Augustine heard children singing a children's song "pick up and read, pick up and read" near a monastery and picked up an open Bible which fell to Romans 13:14. " ..not in sexual immorality and debauchery, not in dissension and jealousy. Rather, clothe yourselves with the Lord Jesus Christ and do not think about how to gratify the desires of the sinful nature." But what if Caillet and Augustine had walked by or had been distracted by their I-Phone chirping? We will never, know but one thing is sure. Spiritual opportunities are events we must be trained to recognize and be heavily biased to take advantage of.

Those who look for them the most will see them when they arise. Research tells us that most people make decisions for Christ either before they are eighteen or in a moment later in life when faced with a crisis. This means the church must be heavily involved in youth ministry and crisis ministry. It also means we must develop the spiritual eyes to see and more importantly respond to the open windows in the souls around us. Sometimes they come in the most unexpected places like Jesus and the woman at the well. They can often lead to "fields white for harvest." (John 4:35)

4. Biblical and historic awareness. Why do I add this? Isn't this just an intellectual exercise? Far from it. Have you ever wondered why the preaching in Acts, particularly by Peter (Acts 2) and Stephen (Acts 7) begins so far back and rehearses so much of Israel's history? It is because context is everything. The essence of their preaching was "What you see now is that which was prophesied long ago." Whether the message was the suffering Messiah or the pouring out of the Holy Spirit, the apostolic preaching was biblical and therefore historical.

Jesus taught, "Every teacher of the law who has been instructed about the kingdom of heaven is like the owner of the house who brings out of his storeroom new treasures as well as old." (Mt. 13:52) People today are crying out for someone who can put today's headlines, problems and issues in some kind of compelling context. There is only one compelling narrative in western civilization and it is the story of God's movement through history and the Bible. All other contexts are partial and ephemeral and therefore monumentally risible.

Yes, the stories of Greece, Rome and Great Britain are important but we understand them mostly completely through the biblical lens. How was Martin Luther King able to weave both biblical history ("I have been to the mountain top and I have seen the promised land. I may not get there with you...but we as a people will get there.) and the awareness that he was about to die in the same speech in Memphis?

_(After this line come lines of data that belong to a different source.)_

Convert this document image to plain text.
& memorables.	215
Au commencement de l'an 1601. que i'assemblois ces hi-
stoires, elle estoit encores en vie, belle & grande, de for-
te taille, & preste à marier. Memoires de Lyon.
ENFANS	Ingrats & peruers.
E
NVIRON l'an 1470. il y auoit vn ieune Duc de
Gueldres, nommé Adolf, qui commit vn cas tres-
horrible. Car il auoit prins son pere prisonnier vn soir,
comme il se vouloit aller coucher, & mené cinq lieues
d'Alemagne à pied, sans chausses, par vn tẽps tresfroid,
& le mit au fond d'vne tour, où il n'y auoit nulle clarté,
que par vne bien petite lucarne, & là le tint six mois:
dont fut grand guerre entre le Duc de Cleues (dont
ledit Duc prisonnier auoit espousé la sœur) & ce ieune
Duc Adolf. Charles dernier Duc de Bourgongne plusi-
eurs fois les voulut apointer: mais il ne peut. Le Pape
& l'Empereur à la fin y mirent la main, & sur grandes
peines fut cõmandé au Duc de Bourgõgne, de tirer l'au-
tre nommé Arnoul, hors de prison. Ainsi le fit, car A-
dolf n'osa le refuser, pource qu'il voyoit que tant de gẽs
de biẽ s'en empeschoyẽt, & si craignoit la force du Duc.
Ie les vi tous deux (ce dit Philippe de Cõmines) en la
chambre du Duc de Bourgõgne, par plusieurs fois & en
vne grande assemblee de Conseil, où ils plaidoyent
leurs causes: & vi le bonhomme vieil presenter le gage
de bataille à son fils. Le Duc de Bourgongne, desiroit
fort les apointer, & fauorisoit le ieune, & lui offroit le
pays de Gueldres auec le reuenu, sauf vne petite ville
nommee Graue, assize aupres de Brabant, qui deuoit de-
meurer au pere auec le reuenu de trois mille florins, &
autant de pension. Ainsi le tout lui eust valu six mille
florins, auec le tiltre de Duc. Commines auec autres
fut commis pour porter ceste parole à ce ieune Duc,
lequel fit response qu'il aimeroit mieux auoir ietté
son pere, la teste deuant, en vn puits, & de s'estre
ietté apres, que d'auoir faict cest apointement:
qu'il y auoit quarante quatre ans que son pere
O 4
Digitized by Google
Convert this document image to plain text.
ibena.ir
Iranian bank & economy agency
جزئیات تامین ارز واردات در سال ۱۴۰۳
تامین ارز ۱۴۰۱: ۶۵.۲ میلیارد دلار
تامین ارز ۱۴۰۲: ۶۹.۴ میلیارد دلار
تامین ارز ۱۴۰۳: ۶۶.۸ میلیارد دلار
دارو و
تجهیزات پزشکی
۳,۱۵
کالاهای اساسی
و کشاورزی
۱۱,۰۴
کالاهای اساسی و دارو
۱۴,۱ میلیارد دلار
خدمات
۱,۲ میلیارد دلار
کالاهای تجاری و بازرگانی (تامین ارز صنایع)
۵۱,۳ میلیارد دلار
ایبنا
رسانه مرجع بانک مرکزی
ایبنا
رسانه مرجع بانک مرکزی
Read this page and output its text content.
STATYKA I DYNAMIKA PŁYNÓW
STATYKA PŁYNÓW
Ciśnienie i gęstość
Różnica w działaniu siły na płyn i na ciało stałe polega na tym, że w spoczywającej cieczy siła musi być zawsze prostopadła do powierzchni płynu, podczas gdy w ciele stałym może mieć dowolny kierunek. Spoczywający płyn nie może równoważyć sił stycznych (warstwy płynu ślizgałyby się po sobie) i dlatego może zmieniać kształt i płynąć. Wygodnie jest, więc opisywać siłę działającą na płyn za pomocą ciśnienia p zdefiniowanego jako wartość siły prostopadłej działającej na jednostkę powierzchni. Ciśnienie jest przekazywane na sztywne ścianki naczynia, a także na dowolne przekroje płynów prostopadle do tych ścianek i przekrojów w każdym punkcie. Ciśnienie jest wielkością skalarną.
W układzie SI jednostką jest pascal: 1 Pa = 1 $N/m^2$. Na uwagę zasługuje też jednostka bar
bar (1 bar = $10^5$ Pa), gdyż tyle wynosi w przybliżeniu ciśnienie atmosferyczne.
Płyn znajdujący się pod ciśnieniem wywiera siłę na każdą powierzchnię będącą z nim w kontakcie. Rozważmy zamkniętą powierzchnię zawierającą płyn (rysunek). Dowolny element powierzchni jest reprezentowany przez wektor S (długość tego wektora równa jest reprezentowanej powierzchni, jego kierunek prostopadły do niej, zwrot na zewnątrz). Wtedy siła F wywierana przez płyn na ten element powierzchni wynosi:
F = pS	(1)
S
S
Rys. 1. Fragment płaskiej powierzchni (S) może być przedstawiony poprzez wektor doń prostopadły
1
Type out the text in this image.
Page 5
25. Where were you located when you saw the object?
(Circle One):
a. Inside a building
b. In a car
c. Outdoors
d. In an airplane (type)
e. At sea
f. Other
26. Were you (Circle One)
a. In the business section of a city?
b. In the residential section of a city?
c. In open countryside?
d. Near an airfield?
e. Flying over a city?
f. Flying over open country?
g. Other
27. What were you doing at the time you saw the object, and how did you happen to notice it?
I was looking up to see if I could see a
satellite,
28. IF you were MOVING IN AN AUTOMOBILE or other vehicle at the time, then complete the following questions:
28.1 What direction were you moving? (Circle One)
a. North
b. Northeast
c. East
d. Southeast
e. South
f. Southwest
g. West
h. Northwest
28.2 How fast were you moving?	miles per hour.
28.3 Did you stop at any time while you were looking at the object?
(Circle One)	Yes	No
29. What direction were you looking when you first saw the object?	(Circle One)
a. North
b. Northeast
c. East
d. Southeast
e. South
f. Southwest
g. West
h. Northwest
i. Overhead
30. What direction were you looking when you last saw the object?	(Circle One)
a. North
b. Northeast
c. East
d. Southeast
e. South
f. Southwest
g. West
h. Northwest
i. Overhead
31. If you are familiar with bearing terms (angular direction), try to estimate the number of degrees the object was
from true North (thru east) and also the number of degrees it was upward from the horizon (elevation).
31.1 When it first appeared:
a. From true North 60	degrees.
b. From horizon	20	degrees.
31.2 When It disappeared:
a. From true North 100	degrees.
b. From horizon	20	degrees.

How was Jesus able to know, when he did not know the future completely, that he was going to enter Jerusalem and suffer and die and now was the time? How was Abraham Lincoln able to write and give the Gettysburg Address, the most famous speech in American history, focusing on both the sacrifice offered and the new birth that lay ahead? Because each of them stood within biblical history and their own time to deliver the prophetic narrative.

Don't misunderstand me. I am not asking us to become great orators, preachers or historic figures. I am saying that if we can communicate a biblical narrative that is compelling for today, we will reach many people hungering for both truth and community.

To do it, we must think, we must read, we must pray and we must communicate in love to a world in crisis. If we do these things habitually, we will "still bear fruit in old age. (We) will stay fresh and green" (Psalm 92:14). We will miss fewer of the spiritual opportunities that surround us. More importantly, we will continue to be a vital part of all that God is doing to heal and save a broken world.